Atzamis opened the case. The artifact was barely the size of his palm, crudely forged and hammered in black iron. Four straps each restrained one arm of the swastika.

“Take it to the German commander at Calais,” Belphegor ordered. “He is expecting you. Make all appropriate haste. Travel only on backroads. Allow no humans to see your true form.”

“Yes, sir.”

“One more thing,” the Ambassador added ominously. “If you don’t deliver it by tomorrow morning, don’t bother coming back.

Fortunately for Atzamis, the Ambassador was not yet at his desk. His young Cambion secretary was much more understanding, and gave detailed directions to Calais via backroads, where he was unlikely to be spotted.

«Merci beaucoup, madamoiselle» he thanked the human woman before leaving her house.

The sun was above the horizon by the time Atzamis reached the forest crossroads at the edge of town. To make Calais before noon, Atzamis knew that he must risk traveling at demonic speeds in broad daylight. He looked around suspiciously for human onlookers.

Just as he was about to revert to his demonic form, a voice called from the woods.

«Monsieur! Monsieur! S’il vous plaît!» Whoever this man was, his accent was worse than the demon’s. «Parlez-vous anglais?»

“Yes?” Atzamis called back to the woods, struggling to be a Frenchman struggling with English. “You are who?”

“Oh, thank God,” said the man. A twinge shot through Atzamis’s spine at the mention of the name. A man stepped out of the woods. “PFC William Saunders, 82nd Airborne.” American. An armed soldier. Atzamis panicked: in human form, he was vulnerable.

“Listen, I got dropped way off target. Can you help me?”

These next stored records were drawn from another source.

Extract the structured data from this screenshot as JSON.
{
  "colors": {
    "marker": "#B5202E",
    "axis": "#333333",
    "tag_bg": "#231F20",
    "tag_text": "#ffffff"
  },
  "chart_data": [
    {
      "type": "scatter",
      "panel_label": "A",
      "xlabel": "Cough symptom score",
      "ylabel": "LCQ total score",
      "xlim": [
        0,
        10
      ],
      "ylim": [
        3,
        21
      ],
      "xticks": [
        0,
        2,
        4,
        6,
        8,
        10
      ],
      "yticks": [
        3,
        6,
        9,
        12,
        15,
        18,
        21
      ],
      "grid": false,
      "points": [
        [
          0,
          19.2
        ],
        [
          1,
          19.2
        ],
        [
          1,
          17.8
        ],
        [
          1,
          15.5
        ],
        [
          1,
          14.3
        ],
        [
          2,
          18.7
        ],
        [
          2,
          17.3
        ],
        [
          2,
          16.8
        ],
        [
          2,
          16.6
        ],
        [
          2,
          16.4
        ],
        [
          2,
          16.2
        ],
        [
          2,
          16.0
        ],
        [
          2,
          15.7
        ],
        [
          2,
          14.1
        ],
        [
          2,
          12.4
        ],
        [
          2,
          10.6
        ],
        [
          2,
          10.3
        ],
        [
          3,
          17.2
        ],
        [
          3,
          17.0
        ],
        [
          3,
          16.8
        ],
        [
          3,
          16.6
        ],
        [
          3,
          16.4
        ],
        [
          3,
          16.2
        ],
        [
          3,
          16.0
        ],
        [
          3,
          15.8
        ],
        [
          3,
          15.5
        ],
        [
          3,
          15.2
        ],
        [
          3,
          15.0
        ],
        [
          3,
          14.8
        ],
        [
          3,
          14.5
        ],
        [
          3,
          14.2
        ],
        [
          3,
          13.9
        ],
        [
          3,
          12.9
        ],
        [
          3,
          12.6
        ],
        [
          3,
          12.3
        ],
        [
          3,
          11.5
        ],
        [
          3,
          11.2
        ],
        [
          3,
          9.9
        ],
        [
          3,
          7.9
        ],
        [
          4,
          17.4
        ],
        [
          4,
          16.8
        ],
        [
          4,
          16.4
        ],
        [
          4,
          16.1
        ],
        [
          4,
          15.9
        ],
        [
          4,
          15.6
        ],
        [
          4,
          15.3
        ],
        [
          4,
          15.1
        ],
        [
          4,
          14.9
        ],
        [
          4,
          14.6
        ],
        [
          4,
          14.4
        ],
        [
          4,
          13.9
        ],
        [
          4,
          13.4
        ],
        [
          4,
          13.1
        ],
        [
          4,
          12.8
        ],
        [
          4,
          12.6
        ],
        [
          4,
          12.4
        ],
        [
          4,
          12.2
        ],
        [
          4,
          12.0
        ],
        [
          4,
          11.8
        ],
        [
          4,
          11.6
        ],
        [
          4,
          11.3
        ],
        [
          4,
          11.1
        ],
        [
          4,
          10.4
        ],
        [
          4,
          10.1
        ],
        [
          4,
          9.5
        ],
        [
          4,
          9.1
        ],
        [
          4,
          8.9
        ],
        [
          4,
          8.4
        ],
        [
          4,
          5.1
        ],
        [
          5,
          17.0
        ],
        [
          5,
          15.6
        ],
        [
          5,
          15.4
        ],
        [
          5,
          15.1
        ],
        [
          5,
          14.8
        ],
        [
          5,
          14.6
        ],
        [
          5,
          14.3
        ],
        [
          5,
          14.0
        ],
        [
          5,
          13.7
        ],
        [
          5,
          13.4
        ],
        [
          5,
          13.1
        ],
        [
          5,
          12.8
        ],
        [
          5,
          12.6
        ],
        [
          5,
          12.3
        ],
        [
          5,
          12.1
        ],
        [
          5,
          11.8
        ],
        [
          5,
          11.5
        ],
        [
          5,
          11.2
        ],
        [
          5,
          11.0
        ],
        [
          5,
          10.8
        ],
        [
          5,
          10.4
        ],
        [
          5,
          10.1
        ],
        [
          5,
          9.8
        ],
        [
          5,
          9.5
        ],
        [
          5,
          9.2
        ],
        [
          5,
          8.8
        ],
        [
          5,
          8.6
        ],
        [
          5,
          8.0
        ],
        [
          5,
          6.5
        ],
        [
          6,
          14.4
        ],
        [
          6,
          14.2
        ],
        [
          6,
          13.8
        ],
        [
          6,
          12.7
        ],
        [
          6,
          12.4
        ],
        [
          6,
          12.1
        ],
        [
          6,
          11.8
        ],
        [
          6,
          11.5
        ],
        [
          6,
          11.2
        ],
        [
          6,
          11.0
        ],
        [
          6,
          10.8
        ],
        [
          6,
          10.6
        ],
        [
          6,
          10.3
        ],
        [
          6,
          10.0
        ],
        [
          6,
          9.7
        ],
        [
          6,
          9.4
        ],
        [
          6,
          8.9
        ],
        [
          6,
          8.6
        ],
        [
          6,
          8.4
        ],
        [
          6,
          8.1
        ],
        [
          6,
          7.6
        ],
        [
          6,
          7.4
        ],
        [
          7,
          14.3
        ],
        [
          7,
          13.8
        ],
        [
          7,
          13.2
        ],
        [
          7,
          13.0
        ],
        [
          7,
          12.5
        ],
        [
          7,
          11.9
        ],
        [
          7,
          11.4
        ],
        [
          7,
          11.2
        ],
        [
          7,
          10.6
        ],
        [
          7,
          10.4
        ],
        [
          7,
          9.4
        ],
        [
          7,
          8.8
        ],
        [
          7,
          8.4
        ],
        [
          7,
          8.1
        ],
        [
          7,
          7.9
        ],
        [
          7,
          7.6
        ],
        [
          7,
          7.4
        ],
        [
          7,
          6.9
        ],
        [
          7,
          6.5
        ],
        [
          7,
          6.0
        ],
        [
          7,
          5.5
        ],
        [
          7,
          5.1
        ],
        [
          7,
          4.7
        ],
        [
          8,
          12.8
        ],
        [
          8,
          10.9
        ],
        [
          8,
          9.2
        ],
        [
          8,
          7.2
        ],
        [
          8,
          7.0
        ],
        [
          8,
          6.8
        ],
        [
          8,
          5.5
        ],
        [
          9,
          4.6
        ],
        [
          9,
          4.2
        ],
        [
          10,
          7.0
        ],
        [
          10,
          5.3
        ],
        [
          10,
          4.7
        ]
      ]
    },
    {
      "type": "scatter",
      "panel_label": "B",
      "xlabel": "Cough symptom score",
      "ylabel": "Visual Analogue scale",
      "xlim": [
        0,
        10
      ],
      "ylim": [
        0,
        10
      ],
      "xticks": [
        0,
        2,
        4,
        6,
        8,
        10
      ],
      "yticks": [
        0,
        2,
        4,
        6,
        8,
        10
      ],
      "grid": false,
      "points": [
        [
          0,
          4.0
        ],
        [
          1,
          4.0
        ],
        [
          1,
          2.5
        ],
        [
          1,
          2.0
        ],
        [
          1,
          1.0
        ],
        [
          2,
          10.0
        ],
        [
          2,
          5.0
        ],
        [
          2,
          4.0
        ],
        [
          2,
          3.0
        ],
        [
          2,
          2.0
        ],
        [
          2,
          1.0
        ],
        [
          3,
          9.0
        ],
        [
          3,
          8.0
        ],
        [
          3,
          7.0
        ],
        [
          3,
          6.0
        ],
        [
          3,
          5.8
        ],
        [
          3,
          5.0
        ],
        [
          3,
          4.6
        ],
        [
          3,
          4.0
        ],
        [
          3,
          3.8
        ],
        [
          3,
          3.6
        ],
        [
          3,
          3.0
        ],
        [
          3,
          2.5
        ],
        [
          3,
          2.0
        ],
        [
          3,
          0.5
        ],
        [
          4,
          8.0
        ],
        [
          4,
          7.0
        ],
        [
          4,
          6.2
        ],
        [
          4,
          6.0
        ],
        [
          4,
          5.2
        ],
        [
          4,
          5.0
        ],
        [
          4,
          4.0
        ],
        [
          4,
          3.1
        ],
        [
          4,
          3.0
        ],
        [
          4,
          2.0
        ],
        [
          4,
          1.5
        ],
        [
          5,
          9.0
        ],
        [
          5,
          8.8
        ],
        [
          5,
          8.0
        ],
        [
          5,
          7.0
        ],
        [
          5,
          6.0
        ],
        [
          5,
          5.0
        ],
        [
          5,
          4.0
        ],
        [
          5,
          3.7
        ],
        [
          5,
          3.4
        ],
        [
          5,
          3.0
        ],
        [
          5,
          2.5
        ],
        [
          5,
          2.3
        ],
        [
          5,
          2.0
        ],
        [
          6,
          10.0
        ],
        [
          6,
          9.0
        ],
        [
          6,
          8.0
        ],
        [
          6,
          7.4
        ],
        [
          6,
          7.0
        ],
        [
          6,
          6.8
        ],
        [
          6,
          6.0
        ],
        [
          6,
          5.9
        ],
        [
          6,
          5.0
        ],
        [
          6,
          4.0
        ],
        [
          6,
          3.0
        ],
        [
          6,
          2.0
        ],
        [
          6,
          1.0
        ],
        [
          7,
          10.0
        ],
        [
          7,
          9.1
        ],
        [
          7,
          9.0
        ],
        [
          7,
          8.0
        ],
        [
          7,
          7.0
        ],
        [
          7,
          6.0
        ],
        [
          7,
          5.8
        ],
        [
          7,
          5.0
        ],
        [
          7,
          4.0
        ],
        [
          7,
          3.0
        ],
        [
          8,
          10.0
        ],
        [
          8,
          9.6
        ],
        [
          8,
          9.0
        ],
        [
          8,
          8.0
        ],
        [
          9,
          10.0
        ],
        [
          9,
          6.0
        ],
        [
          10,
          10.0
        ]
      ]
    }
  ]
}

Atzamis backed away. “I’m sorry, Monsieur Saunders. I cannot help you. Perhaps in the town…” As the demon turned to walk away, he tripped. The DIS briefcase flew out of his hands as he landed on his face. The latch snapped open.

“Here, let me help you with that,” PFC Saunders offered. Before Atzamis could shoo him away, the paratrooper caught sight of the iron swastika within the briefcase. “What the hell? Vichy, are we? Fleeing with some kind of artifact?”

Immediately, Atzamis found himself staring down the barrel of a firearm. “I’ll just take this,” PFC Saunders told him, removing the iron swastika from its restraints and tucking it into a pocket. “Hell, maybe it’ll bring me good luck.”

“I never saw the Faustus Swastika again,” admitted Atzamis. “Never returned to the embassy. Ambassador Belphegor never forgives a mistake.”

“Otra copa, señor?” asked the bartender. Atzamis consented to another ounce of liquor.

“The rest is history,” continued the demon. “Afterward, the Allies were unstoppable.” Atzamis downed the shot. “Calais was never their target. The Germans were unprepared. But… I wonder how big a role I played in their final defeat.”

Not a single person in the crowded Buenos Aires bar listened, nor knew what he was saying.